The case stems from a widely panned decision handed down by notorious Donald Trump appointee U.S. District Judge Matthew Kacsmaryk, who last April suspended the Food and Drug Administration’s 20-plus-year-old initial approval of the drug.
Back in August, a Fifth Circuit Court of Appeals panel reluctantly ruled that the initial approval was too old to challenge, but gave the greenlight to reimpose restrictions — including a shorter on-label gestational window, requiring multiple in-person visits to providers, barring the pills from being mailed — that the agency had lifted since 2016, finding them to be unnecessarily onerous.
The Biden administration and a drug manufacturer asked the Supreme Court to review the 5th Circuit ruling. In the meantime, the high court had stayed the lower court orders, keeping mifepristone available as usual until the case is resolved (Justices Samuel Alito and Clarence Thomas dissented from granting the stay).
In a possible sign of where this is headed, the Supreme Court also on Wednesday rejected a related cross-petition from the anti-abortion doctors, which asked it to revisit that initial approval.

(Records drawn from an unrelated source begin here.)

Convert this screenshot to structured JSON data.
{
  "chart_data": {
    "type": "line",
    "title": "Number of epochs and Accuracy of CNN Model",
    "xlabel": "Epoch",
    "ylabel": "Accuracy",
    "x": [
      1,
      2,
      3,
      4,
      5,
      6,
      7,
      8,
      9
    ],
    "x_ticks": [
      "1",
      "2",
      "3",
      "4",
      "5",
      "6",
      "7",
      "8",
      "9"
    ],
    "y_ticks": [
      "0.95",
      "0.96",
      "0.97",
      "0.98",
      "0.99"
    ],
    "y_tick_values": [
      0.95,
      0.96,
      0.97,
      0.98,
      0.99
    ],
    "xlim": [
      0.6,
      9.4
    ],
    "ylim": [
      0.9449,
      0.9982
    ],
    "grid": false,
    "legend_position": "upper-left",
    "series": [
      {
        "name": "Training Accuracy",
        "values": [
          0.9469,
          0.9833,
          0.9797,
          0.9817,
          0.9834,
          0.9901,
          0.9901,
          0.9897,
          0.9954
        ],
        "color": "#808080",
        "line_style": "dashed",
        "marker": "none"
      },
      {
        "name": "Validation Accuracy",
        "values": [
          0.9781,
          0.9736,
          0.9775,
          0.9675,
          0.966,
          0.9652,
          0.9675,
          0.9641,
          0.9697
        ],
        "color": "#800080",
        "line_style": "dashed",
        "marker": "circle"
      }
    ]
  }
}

That rejection coupled with the serious procedural issues with the case, may, depending on the bloodlust of the right-wing Supreme Court justices, keep the case from being a direct attack on abortion access. It’s far from clear that the anti-abortion doctors who brought the initial lawsuit had standing to do so. Their claimed injuries are of a hypothetical nature, including that some women might experience adverse reactions from the (very safe) drug and need treatment in their emergency rooms. The doctors have argued that they would then have to spend limited time and resources on the floods of women admitted (which have not yet materialized in the two decades the drug has been commonly taken) and could be sued for malpractice or otherwise open to liability.
There are also timeliness and exhaustion questions, concerning whether the groups brought their complaints soon enough and whether they went through the proper agency channels first. The high court might be more than happy to home in on the procedural issues and sidestep another (highly electorally motivating) abortion bombshell. Pharmaceutical companies, advocates and experts have also warned that upending the FDA’s approval of mifepristone could open the floodgates to an enormous tranche of drugs and medical devices being challenged too.
Mifepristone has become a primary battleground in the post-Dobbs era, both in the legal and illegal markets. Systems have already sprung up to mail the pills to states with anti-abortion regimes.
Mifepristone is typically used in conjunction with misoprostol to induce abortions, but the latter has traditionally been much less regulated — its use for treating ulcers has lessened the stigma. Misoprostol can be used alone for abortions, though it’s less effective and comes with more side effects.
Oral arguments are expected to be scheduled this spring, with a ruling in early summer.